Desde junho, um grupo de apaixonados por insetos comanda uma pesquisa insólita na fazenda experimental da Universidade de Brasília (UnB). Os cientistas do Instituto de Biologia analisam o comportamento das moscas, dos besouros e das larvas que costumam infestar os cadáveres em decomposição. A partir do desenvolvimento desses bichos, eles identificam rastros que podem ser cruciais para desvendar certos crimes violentos.

“Pelo tipo de inseto e pela idade das larvas, é possível calcular com certa precisão a data do falecimento”, explica José Roberto Pujol Luz, professor titular de zoologia da UnB. Os insetos também são úteis para elucidar pendengas jurídicas. Dia desses, uma árvore tombou, feriu um pedestre e o laboratório de Pujol Luz foi chamado a investigar o caso. O que se queria saber era se a árvore caiu porque estava podre ou porque foi corroída por inseto. A partir da análise da larva do besouro, descobriu-se que o bicho se alimentou da árvore quando ela estava viva. Portanto, a culpa do tombo da árvore era do besouro, e não do dono da casa de onde o tronco despencou. A informação bastaria para a companhia de seguros definir quem deveria pagar a indenização pelo acidente.
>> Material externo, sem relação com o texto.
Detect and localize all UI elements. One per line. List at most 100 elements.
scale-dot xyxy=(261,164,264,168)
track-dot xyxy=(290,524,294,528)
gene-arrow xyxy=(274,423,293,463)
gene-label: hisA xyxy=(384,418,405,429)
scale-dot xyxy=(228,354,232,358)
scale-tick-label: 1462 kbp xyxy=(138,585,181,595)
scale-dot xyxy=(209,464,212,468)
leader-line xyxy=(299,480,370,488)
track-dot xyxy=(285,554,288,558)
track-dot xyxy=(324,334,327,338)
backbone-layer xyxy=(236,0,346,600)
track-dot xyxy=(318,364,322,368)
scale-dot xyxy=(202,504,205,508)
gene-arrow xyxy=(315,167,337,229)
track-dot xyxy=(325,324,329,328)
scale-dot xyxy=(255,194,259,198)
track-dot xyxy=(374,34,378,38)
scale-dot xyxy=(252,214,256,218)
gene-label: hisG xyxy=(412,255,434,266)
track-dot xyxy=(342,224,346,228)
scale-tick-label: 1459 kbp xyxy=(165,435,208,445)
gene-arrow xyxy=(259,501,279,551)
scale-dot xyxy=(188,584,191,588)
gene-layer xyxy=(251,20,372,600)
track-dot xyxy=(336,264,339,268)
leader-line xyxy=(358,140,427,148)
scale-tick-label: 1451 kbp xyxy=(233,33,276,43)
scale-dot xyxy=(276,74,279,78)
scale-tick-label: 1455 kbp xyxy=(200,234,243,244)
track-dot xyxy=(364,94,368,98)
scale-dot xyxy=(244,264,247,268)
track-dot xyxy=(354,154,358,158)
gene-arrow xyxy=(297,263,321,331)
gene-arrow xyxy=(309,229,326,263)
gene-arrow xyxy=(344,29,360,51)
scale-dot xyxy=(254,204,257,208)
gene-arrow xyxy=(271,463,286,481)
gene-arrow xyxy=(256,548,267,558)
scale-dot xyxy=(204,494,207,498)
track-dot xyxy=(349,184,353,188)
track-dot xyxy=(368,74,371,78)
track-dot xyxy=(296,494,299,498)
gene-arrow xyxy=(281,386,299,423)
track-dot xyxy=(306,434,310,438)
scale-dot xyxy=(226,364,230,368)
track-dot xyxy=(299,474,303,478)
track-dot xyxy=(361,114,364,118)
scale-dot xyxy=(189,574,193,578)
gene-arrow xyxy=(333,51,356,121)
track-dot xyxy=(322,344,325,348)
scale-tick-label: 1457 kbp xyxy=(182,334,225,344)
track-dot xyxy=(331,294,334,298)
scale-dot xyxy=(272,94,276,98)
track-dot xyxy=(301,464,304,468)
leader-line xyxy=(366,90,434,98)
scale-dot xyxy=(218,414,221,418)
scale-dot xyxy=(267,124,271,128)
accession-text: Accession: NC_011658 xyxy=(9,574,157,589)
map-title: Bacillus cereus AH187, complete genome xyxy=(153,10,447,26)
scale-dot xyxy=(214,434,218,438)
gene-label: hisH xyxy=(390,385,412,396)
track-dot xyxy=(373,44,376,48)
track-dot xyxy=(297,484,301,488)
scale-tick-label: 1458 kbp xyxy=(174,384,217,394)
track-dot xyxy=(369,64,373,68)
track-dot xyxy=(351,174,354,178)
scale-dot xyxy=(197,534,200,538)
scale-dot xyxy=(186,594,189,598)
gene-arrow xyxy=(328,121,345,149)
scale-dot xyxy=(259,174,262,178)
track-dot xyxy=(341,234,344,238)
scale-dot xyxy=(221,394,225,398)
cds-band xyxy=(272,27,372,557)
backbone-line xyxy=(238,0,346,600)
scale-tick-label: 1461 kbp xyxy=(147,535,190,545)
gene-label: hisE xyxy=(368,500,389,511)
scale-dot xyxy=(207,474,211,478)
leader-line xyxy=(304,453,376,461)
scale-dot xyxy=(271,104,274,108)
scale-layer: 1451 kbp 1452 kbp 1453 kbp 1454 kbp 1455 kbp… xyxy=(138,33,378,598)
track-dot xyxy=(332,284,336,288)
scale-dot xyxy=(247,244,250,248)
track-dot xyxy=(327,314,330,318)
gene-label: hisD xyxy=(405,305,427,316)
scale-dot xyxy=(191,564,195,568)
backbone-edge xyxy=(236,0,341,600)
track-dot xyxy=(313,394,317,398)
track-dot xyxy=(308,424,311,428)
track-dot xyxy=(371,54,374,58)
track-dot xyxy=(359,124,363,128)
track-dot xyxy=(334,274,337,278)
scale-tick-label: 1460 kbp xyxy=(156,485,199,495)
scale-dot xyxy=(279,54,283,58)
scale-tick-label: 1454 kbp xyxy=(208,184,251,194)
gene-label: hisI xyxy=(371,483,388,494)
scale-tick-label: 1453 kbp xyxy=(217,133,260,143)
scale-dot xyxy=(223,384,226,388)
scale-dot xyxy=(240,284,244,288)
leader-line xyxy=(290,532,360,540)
Esse ramo de estudo, cujo nome técnico é entomologia forense,
algumas vezes pode determinar a causa da morte. Se a pessoa ingeriu cocaína, heroína, ou qualquer outra droga, as larvas depositadas no cadáver estarão repletas dessas substâncias. O mais pitoresco ocorre em caso de envenenamento por um raticida conhecido como chumbinho. Ao contrário de qualquer outro ser vivo, o organismo de quem tomou esse veneno não terá insetos em sua volta. “A entomologia ajuda a juntar as peças do quebra-cabeça, mas não dá as respostas conclusivas”, pondera o professor.
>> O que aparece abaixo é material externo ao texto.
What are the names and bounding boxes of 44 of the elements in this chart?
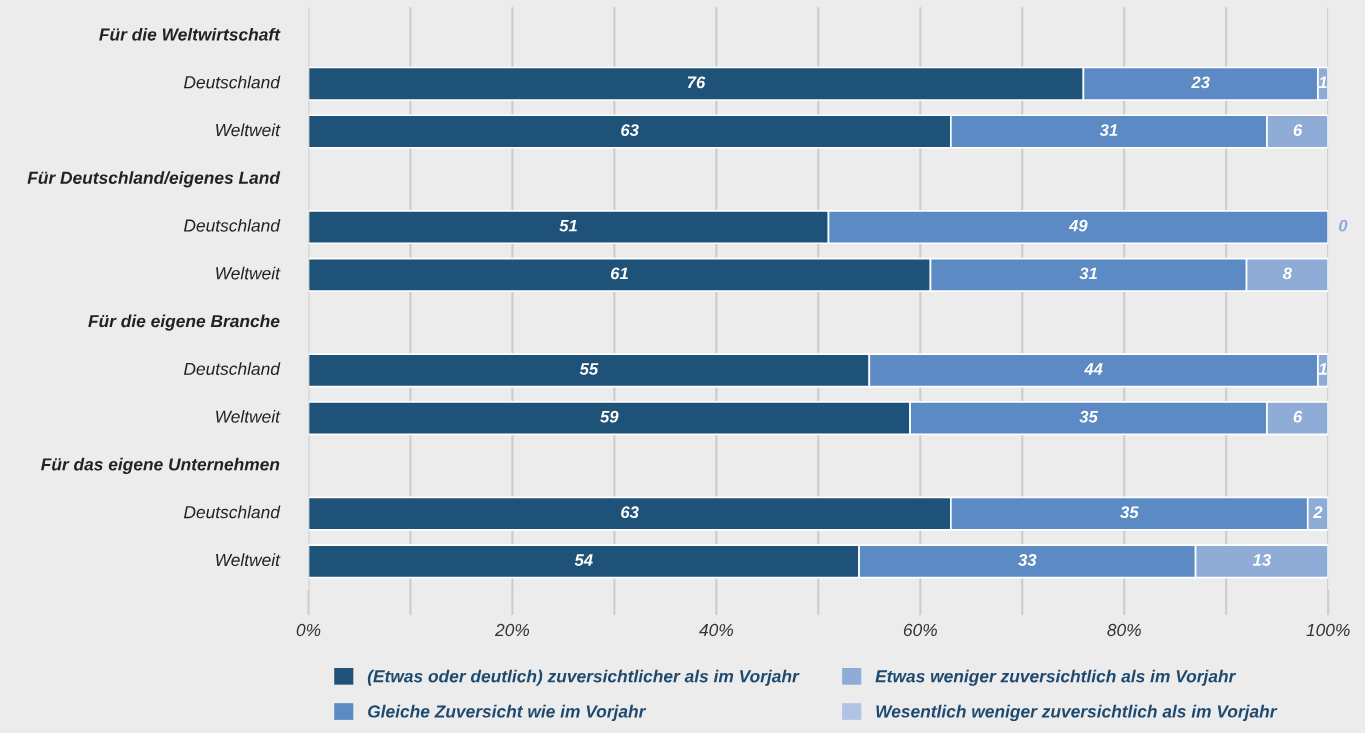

Para acelerar seus estudos, os cientistas resolveram fazer uma experiência com suínos porque os bichos que procuram sua
carcaça são os mesmos que aparecem nos humanos. Depois de
consultar o departamento ético da UnB, eles sacrificaram três porcos
em intervalos de uma semana. Para simular uma morte violenta, dispararam um tiro na cabeça de cada animal. Dias depois, quando
os insetos já pairavam sobre os cadáveres, cada esqueleto foi
coberto com uma gaiola de tela e armadilhas para capturar os insetos. Coletaram-se 12 mil moscas varejeiras, as mais populares entre os
papa-defuntos. Elas são o principal alvo da pesquisa, porque passam
por três fases antes de ganhar asas: ovo, larva e casulo. Ao compreender esses intervalos, os especialistas conseguem calcular o período de permanência das moscas no cadáver.

Embora a experiência seja digna de causar calafrios, ela já atrai a atenção da Polícia. Agora, o professor e sua equipe aguardam a assinatura de um prometido convênio com o Ministério da Justiça. “Precisamos de R$ 125 mil para comprar estufas, lupas, microscópios e outros materiais”, diz. O projeto de pesquisa no laboratório, aliás, começou porque os biólogos foram procurados pela polícia criminalística para auxiliar em algumas investigações. “Para nossa sorte, só chegam aqui os insetos, não fazemos idéia de que tipo de crime eles podem denunciar”, conta Pujol Luz.